The company on Monday unveiled a method of storing digital information on slivers of quartz glass that can endure extreme temperatures and hostile conditions without degrading, almost forever.

And for anyone who updated their LP collection onto CD, only to find they then needed to get it all on MP3, a technology that never needs to change might sound appealing.

"The volume of data being created every day is exploding, but in terms of keeping it for later generations, we haven't necessarily improved since the days we inscribed things on stones," Hitachi researcher Kazuyoshi Torii said.

"The possibility of losing information may actually have increased," he said, noting the life of digital media currently available -- CDs and hard drives -- is limited to a few decades or a century at most.

And the rapid development of technologies has resulted in frequent changes of data-reading hardware.

"As you must have experienced, there is the problem that you cannot retrieve information and data you managed to collect," said Torii, apparently referring to now-obsolete record players and cine films.

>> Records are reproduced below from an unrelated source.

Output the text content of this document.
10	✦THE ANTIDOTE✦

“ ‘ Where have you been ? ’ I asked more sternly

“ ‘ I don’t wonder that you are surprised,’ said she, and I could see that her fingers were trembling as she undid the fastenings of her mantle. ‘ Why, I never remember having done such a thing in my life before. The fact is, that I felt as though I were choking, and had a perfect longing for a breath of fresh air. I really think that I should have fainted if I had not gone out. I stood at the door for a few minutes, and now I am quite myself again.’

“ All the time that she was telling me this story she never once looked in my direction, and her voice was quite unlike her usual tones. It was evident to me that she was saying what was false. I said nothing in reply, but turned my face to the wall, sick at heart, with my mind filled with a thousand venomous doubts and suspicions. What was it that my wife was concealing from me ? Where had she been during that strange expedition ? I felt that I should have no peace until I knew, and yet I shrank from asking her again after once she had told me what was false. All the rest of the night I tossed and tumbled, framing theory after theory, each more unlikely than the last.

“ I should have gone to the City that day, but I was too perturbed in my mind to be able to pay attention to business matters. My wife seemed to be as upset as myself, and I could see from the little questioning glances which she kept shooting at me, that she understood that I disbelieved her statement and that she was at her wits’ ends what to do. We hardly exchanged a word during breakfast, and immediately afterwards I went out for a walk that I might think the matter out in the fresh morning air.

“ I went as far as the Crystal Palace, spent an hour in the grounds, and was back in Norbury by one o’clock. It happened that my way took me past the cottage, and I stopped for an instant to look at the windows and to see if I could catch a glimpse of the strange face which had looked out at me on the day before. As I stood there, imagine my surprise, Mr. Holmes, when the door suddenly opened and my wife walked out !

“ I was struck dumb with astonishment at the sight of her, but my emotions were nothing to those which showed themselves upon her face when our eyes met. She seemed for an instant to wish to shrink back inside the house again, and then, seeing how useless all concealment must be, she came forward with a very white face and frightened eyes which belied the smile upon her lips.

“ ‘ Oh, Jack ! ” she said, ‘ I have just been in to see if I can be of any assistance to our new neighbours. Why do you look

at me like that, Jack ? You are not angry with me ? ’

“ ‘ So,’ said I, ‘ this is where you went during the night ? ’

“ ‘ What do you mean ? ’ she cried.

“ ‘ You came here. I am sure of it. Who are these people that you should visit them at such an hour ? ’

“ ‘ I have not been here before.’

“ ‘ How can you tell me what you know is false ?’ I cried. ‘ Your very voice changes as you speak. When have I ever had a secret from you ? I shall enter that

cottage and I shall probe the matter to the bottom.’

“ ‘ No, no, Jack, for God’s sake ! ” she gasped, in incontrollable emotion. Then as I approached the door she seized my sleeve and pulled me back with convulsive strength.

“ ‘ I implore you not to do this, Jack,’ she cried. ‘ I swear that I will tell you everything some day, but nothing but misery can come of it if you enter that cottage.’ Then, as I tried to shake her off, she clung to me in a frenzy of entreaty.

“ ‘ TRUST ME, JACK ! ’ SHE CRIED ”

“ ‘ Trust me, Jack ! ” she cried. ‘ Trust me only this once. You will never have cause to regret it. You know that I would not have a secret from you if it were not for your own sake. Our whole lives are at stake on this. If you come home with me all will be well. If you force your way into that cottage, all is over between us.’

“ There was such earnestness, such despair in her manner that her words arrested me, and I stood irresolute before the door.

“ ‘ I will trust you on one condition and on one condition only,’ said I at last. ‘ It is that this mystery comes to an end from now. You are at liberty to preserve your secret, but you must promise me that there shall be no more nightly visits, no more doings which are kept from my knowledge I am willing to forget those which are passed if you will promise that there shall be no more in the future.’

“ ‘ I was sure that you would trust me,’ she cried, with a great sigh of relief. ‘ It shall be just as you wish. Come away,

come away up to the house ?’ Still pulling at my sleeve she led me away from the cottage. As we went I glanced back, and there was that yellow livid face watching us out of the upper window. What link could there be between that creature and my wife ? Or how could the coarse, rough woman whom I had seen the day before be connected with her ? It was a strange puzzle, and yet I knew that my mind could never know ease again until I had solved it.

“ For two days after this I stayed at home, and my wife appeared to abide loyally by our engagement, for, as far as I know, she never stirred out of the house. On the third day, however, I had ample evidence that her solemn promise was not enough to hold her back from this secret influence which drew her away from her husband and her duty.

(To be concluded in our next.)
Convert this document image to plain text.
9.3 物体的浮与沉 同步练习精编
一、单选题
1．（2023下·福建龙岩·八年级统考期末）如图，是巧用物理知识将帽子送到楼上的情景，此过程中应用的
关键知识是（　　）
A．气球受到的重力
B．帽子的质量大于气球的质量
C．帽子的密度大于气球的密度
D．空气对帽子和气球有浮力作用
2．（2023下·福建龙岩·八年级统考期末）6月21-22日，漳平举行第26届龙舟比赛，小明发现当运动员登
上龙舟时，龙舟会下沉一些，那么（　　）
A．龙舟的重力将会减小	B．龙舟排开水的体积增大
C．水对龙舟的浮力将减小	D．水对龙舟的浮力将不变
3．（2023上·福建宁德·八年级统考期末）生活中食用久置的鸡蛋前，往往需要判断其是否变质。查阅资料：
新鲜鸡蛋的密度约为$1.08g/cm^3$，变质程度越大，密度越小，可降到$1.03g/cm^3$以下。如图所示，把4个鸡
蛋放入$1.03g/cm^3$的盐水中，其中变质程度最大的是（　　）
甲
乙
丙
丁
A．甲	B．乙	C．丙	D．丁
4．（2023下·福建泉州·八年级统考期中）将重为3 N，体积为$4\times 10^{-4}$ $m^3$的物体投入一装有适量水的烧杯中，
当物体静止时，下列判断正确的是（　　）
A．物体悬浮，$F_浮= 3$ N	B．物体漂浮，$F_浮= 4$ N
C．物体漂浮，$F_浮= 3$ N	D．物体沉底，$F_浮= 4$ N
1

Hitachi's new technology stores data in binary form by creating dots inside a thin sheet of quartz glass, which can be read with an ordinary optical microscope.

Provided a computer with the know-how to understand that binary is available -- simple enough to programme, no matter how advanced computers become -- the data will always be readable, Torii said.

The prototype storage device is two centimetres (0.8 inches) square and just two millimetres (0.08 inches) thick and made from quartz glass, a highly stable and resilient material, used to make beakers and other instruments for laboratory use.

The chip, which is resistant to many chemicals and unaffected by radio waves, can be exposed directly to high temperature flames and heated to 1,000 degrees Celsius (1,832 Fahrenheit) for at least two hours without being damaged.

It is also waterproof, meaning it could survive natural calamities, such as fires and tsunami.

"We believe data will survive unless this hard glass is broken," said senior researcher Takao Watanabe.

The material currently has four layers of dots, which can hold 40 megabytes per square inch, approximately the density on a music CD, researchers said, adding they believe adding more layers should not be a problem.

Hitachi have not decided when to put the chip to practical use but researchers said they could start with storage services for government agencies, museums and religious organisations.